Liberated and protected because of his ability to perceive the fleeting manifestations of fashion, Caras has never been in a hurry to prove anything, not even to himself, Nor has he benefited from all that was rightfully his.

Being specially sensitive, he is able to tune into the chords of his emotional world, while at the some time, he is careful to control both directly and indirectly, through a preordained figurative discipline, his instinct and his expressions, whatever they may be; he is a painter who deciphers in his work only what has stimulated him both aesthetically and psychologically. The facility of his renewal has the same unknown quality as the allure of the sirens, like a current through wire, An endeavor to deal with the make-up of his personality in any other way would be irrelevant.

This is a personality that was nurtured by an extreme respect for what is quintessentially human and an instinctual feeling for the magic and the stimulation provoked by the plain of Thessaly. The atmosphere that this plain gives forth, derives from the uniqueness of its imperviousness to description, no matter how comprehensive and revealing this is credited as being, Here the transformations and the effects are magical in texture and in the multiplicity of their nuances. These transformations which were augmented in intensity and in content when the Germans cut down the trees during the war and thus increased the feeling of visual limitlessness.
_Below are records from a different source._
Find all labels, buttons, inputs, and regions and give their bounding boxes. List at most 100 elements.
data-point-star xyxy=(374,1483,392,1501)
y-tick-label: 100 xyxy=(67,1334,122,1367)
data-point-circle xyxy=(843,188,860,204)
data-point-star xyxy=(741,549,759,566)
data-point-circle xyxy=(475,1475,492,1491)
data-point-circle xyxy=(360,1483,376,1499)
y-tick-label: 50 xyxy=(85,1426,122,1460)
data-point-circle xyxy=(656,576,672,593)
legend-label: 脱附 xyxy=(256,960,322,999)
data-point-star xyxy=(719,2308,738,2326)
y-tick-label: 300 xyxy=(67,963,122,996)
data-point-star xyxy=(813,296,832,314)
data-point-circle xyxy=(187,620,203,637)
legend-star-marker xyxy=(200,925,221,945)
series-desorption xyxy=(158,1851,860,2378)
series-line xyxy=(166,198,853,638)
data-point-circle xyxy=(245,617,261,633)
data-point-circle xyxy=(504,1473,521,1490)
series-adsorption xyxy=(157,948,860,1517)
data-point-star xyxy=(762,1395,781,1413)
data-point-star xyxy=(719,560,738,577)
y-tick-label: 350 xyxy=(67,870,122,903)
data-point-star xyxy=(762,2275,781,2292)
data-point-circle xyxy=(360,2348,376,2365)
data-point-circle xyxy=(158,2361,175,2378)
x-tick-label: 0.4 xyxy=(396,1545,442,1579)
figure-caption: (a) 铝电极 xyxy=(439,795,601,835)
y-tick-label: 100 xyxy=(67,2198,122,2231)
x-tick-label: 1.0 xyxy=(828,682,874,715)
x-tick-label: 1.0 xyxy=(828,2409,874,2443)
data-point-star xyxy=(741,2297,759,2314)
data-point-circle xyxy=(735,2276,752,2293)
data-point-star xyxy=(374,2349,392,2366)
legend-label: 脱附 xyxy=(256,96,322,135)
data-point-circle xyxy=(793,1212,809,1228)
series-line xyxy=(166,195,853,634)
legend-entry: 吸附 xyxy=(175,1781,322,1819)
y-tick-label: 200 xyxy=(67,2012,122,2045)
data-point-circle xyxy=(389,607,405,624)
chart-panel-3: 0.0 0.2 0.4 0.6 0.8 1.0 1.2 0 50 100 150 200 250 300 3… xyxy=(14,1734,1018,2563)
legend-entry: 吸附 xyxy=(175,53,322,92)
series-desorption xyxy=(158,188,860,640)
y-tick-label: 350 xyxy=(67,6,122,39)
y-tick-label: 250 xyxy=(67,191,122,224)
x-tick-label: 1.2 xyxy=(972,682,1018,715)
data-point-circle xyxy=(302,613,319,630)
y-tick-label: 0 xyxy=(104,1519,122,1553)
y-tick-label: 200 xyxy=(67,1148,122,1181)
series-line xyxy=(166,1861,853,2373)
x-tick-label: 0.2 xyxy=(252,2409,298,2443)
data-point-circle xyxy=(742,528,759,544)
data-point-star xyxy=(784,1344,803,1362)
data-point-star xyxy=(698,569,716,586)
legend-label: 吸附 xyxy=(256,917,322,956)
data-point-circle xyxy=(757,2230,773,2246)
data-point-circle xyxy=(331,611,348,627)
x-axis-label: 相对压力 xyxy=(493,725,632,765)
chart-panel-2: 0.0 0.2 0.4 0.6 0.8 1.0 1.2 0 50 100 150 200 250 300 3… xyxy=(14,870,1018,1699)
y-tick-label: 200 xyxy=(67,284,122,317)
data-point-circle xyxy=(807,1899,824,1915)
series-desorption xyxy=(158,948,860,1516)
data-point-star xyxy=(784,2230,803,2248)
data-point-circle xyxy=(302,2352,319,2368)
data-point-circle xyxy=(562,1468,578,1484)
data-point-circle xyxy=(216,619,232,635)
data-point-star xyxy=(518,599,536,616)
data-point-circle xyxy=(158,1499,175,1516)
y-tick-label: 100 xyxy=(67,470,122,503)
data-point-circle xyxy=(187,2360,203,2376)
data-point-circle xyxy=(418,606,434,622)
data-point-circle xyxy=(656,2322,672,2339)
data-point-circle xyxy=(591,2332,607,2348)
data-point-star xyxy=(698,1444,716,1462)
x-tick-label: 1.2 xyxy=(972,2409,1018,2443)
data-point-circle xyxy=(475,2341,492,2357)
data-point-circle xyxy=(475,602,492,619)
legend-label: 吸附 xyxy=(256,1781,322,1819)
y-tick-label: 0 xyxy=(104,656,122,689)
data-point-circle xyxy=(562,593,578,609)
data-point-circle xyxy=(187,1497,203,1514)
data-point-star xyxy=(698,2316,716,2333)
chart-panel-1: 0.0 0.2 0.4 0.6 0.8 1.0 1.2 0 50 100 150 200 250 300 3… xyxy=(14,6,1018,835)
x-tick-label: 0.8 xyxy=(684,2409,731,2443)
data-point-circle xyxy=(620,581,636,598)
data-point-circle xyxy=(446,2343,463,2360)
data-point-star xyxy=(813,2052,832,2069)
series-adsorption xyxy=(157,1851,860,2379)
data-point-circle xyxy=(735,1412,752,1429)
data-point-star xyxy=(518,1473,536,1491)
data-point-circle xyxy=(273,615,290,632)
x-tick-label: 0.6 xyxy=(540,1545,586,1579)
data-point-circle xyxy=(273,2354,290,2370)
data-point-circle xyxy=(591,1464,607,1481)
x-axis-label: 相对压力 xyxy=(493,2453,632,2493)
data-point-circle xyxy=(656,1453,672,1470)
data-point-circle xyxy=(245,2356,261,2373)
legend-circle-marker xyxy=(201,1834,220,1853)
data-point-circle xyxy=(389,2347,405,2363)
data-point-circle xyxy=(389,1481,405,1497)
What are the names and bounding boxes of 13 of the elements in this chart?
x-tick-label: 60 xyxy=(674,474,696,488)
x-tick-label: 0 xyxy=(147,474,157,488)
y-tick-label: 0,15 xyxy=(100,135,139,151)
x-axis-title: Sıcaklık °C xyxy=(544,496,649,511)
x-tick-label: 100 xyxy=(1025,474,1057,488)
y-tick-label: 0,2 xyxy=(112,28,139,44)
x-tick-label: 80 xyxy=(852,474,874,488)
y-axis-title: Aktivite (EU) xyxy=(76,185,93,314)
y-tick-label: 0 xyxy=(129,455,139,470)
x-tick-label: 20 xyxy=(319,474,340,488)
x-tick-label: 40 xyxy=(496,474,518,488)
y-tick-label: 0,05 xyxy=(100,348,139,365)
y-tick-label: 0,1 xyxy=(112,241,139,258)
The rustling of the corn and the swaying of the grass under the caress of the wind, The fluttering of the birds that soar the skies repeatedly and tirelessly, The haze which develops and spreads suspended at some distance from the earth, moderating and blunting every possible sharp point, provoking countless hallucinatory experiences and forming an inexhaustible number of images. The diffuse but ever so real ramifying forms and expressions which represent the eroticism of the plain. All these will supply the motive force for post-realistic works which seem only by chance to have any connection with the creations of the European surrealists.